Important: it is assumed that you deployed the VPC template
2.vpc-one-az.yaml
as our Batch template will fetch automatically the EFA Security Group ID (SG) and Subnet ID to setup the AWS Batch Compute Environment. Both the SG and Subnet are exported values from the VPC template.
This architecture consists of the following resources:
- AWS Batch Compute Environment for Multi-node parallel jobs. It is similar to a compute cluster.
- AWS Batch Job Queue attached to the compute environment. It is similar to a queue for job schedulers (Slurm, LSF...).
- EC2 Launch Template which used to setup 4 EFA cards on our instance.
- Job Definition serves as a template for our jobs and refers to the container registry to pull containers
- ECR Container Registry is used to store containers.

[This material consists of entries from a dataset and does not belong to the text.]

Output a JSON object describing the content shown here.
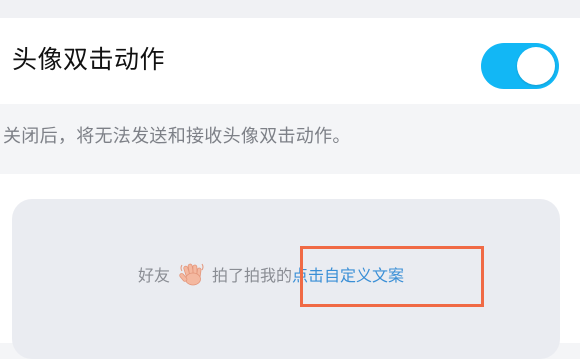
{
  "setting": {
    "label": "头像双击动作",
    "enabled": true
  },
  "note": "关闭后，将无法发送和接收头像双击动作。",
  "preview": {
    "prefix": "好友",
    "action_icon": "waving-hand-icon",
    "middle": "拍了拍我的",
    "custom_link": "点击自定义文案"
  },
  "colors": {
    "toggle_on": "#12b7f5",
    "link": "#3a8fd6",
    "highlight": "#f06a45"
  }
}
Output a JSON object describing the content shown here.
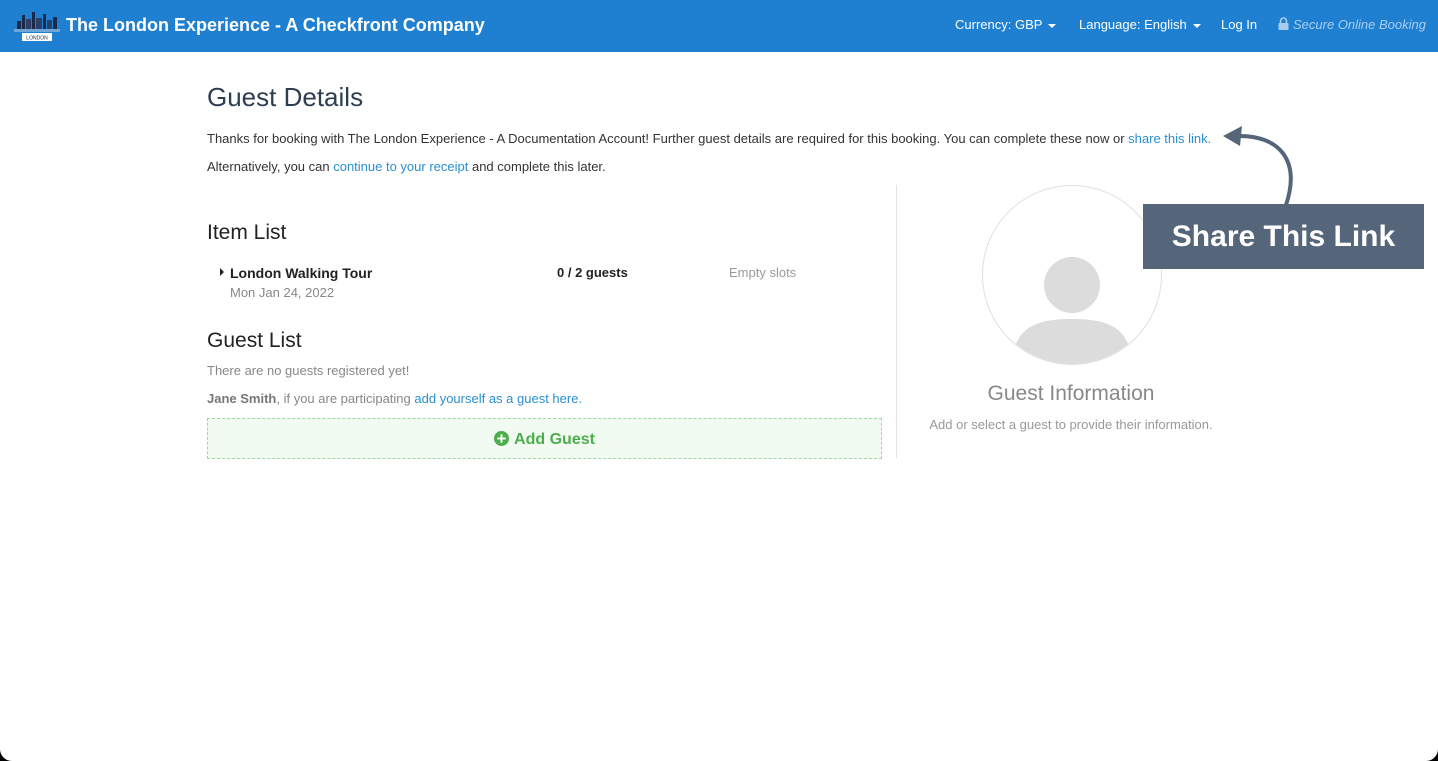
{
  "navbar": {
    "brand": "The London Experience - A Checkfront Company",
    "currency": "Currency: GBP",
    "language": "Language: English",
    "login": "Log In",
    "secure": "Secure Online Booking",
    "logo_text": "LONDON"
  },
  "header": {
    "title": "Guest Details"
  },
  "intro": {
    "line1": "Thanks for booking with The London Experience - A Documentation Account! Further guest details are required for this booking. You can complete these now or ",
    "share_link": "share this link.",
    "line2_prefix": "Alternatively, you can ",
    "receipt_link": "continue to your receipt",
    "line2_suffix": " and complete this later."
  },
  "item_list": {
    "heading": "Item List",
    "items": [
      {
        "name": "London Walking Tour",
        "date": "Mon Jan 24, 2022",
        "count": "0",
        "total": "/ 2 guests",
        "status": "Empty slots"
      }
    ]
  },
  "guest_list": {
    "heading": "Guest List",
    "empty_text": "There are no guests registered yet!",
    "participant_name": "Jane Smith",
    "participant_text": ", if you are participating ",
    "participant_link": "add yourself as a guest here.",
    "add_button": "Add Guest"
  },
  "guest_info": {
    "title": "Guest Information",
    "subtitle": "Add or select a guest to provide their information."
  },
  "callout": {
    "label": "Share This Link"
  },
  "colors": {
    "navbar": "#1f7fd0",
    "link": "#2a8fd0",
    "add_guest": "#4cae4c",
    "callout": "#55657a"
  }
}
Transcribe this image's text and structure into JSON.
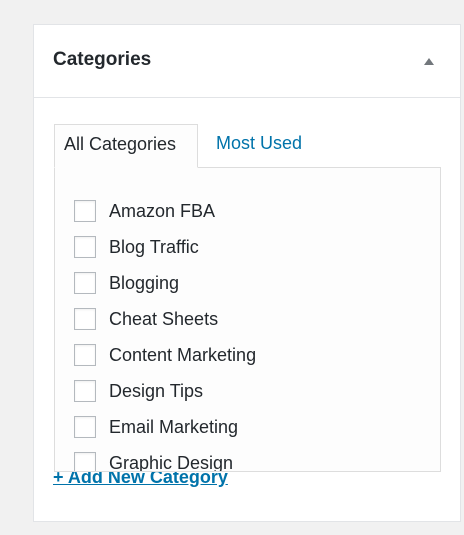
{
  "panel": {
    "title": "Categories",
    "toggle_icon": "triangle-up-icon"
  },
  "tabs": [
    {
      "label": "All Categories",
      "active": true
    },
    {
      "label": "Most Used",
      "active": false
    }
  ],
  "categories": [
    {
      "label": "Amazon FBA",
      "checked": false
    },
    {
      "label": "Blog Traffic",
      "checked": false
    },
    {
      "label": "Blogging",
      "checked": false
    },
    {
      "label": "Cheat Sheets",
      "checked": false
    },
    {
      "label": "Content Marketing",
      "checked": false
    },
    {
      "label": "Design Tips",
      "checked": false
    },
    {
      "label": "Email Marketing",
      "checked": false
    },
    {
      "label": "Graphic Design",
      "checked": false
    }
  ],
  "add_link": "+ Add New Category",
  "colors": {
    "link": "#0073aa",
    "text": "#23282d",
    "border": "#dddddd",
    "background": "#f1f1f1"
  }
}
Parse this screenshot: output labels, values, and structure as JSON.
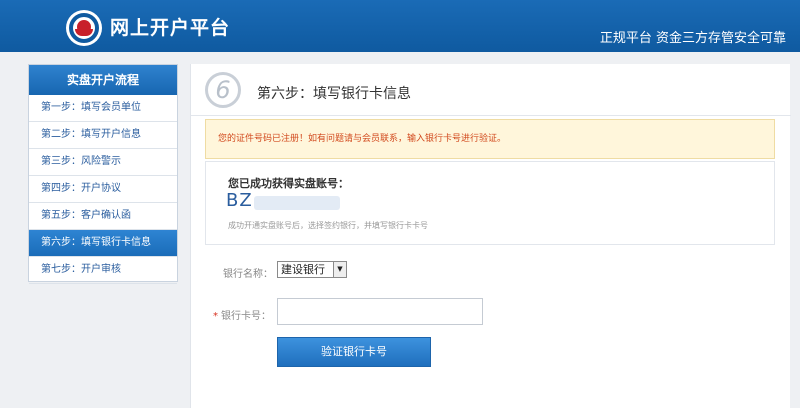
{
  "header": {
    "brand": "网上开户平台",
    "slogan": "正规平台 资金三方存管安全可靠"
  },
  "sidebar": {
    "title": "实盘开户流程",
    "items": [
      {
        "label": "第一步：填写会员单位"
      },
      {
        "label": "第二步：填写开户信息"
      },
      {
        "label": "第三步：风险警示"
      },
      {
        "label": "第四步：开户协议"
      },
      {
        "label": "第五步：客户确认函"
      },
      {
        "label": "第六步：填写银行卡信息",
        "active": true
      },
      {
        "label": "第七步：开户审核"
      }
    ]
  },
  "main": {
    "step_number": "6",
    "step_title": "第六步：填写银行卡信息",
    "notice": "您的证件号码已注册！如有问题请与会员联系，输入银行卡号进行验证。",
    "account": {
      "title": "您已成功获得实盘账号：",
      "number": "BZ",
      "hint": "成功开通实盘账号后，选择签约银行，并填写银行卡卡号"
    },
    "form": {
      "bank_label": "银行名称：",
      "bank_value": "建设银行",
      "card_label": "银行卡号：",
      "card_value": "",
      "verify_button": "验证银行卡号"
    }
  },
  "colors": {
    "header_blue": "#0f5aa0",
    "active_blue": "#1a6cb8",
    "notice_text": "#d24a1e",
    "notice_bg": "#fff6db"
  }
}
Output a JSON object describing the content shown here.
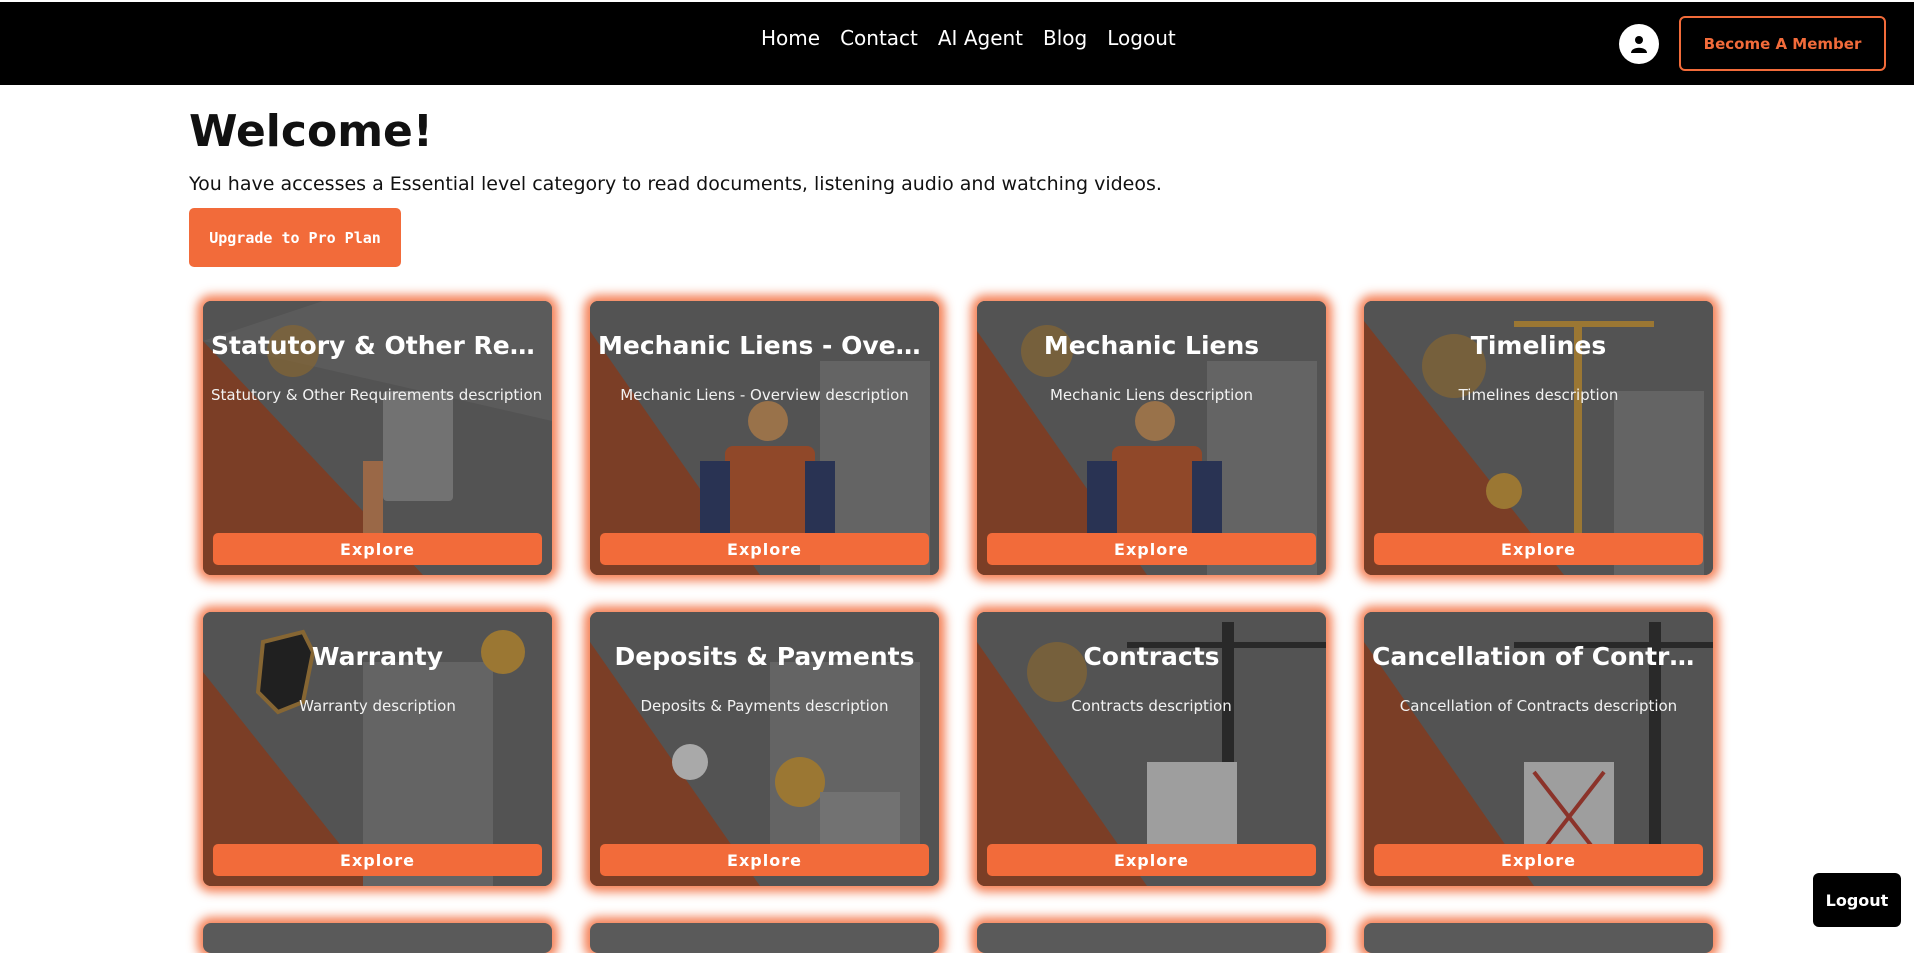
{
  "nav": {
    "links": [
      "Home",
      "Contact",
      "AI Agent",
      "Blog",
      "Logout"
    ],
    "become_member": "Become A Member",
    "user_icon": "user-icon"
  },
  "hero": {
    "title": "Welcome!",
    "subtitle": "You have accesses a Essential level category to read documents, listening audio and watching videos.",
    "upgrade": "Upgrade to Pro Plan"
  },
  "cards": [
    {
      "title": "Statutory & Other Requir...",
      "desc": "Statutory & Other Requirements description",
      "button": "Explore"
    },
    {
      "title": "Mechanic Liens - Overvie...",
      "desc": "Mechanic Liens - Overview description",
      "button": "Explore"
    },
    {
      "title": "Mechanic Liens",
      "desc": "Mechanic Liens description",
      "button": "Explore"
    },
    {
      "title": "Timelines",
      "desc": "Timelines description",
      "button": "Explore"
    },
    {
      "title": "Warranty",
      "desc": "Warranty description",
      "button": "Explore"
    },
    {
      "title": "Deposits & Payments",
      "desc": "Deposits & Payments description",
      "button": "Explore"
    },
    {
      "title": "Contracts",
      "desc": "Contracts description",
      "button": "Explore"
    },
    {
      "title": "Cancellation of Contracts",
      "desc": "Cancellation of Contracts description",
      "button": "Explore"
    }
  ],
  "floating_logout": "Logout",
  "colors": {
    "accent": "#f26b3a",
    "nav_bg": "#000000",
    "card_orange": "#c4552a"
  }
}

This template deploys AWS Batch and EC2 resources. It can be deployed via the console and the AWS CLI. Regardless of the deployment method it is assumed that you deployed the VPC template 2.vpc-one-az.yaml
prior to deploying that one.
- Template file:
0.aws-batch-distributed-training.yaml
The templates takes parameters that are mandatory and optional, see below for more details.
Name | Type | Details |
---|---|---|
VPCStackParameter |
Required | Name of the VPC stack in CloudFormation. |
AMI |
Optional | ID of the AMI if using a custom one otherwise leave blank |
CapacityReservationId |
Optional | Use that or the ResourceGroup to refer to an EC2 reservation |
CapacityReservationResourceGroup |
Optional | Use that or the CapacityReservationId. |
EC2KeyPair |
Optional | EC2 key pair to use in case you want to connect through ssh for debug. |
CreatePlacementGroup |
Optional | Create a placement group for the instances. |
If you'd like to deploy through the AWS CLI instead of the quick create link above, the command to deploy the template is shown below. Please edit the parameters values with your own configuration.
aws cloudformation create-stack --stack-name batch-distributed-training \
--template-body file://0.aws-batch-distributed-training.yaml \
--parameters ParameterKey=VPCStackParameter,ParameterValue="vpc-stack-ml" \
ParameterKey=CapacityReservationId,ParameterValue="cr-123567890abc" \
--capabilities CAPABILITY_IAM
There are a few things to know as you evaluate this architecture:
- EFA interfaces need to be declared explicitly in the EC2 Launch Template and you need to provide the security group used for EFA.
- The Compute Environment must retrieve the list of private subnets from the VPC template. This list is exported by the VPC template.
- The Batch Job Definition assumes you are pushing a container with
stress-ng
and is pre-configured as such.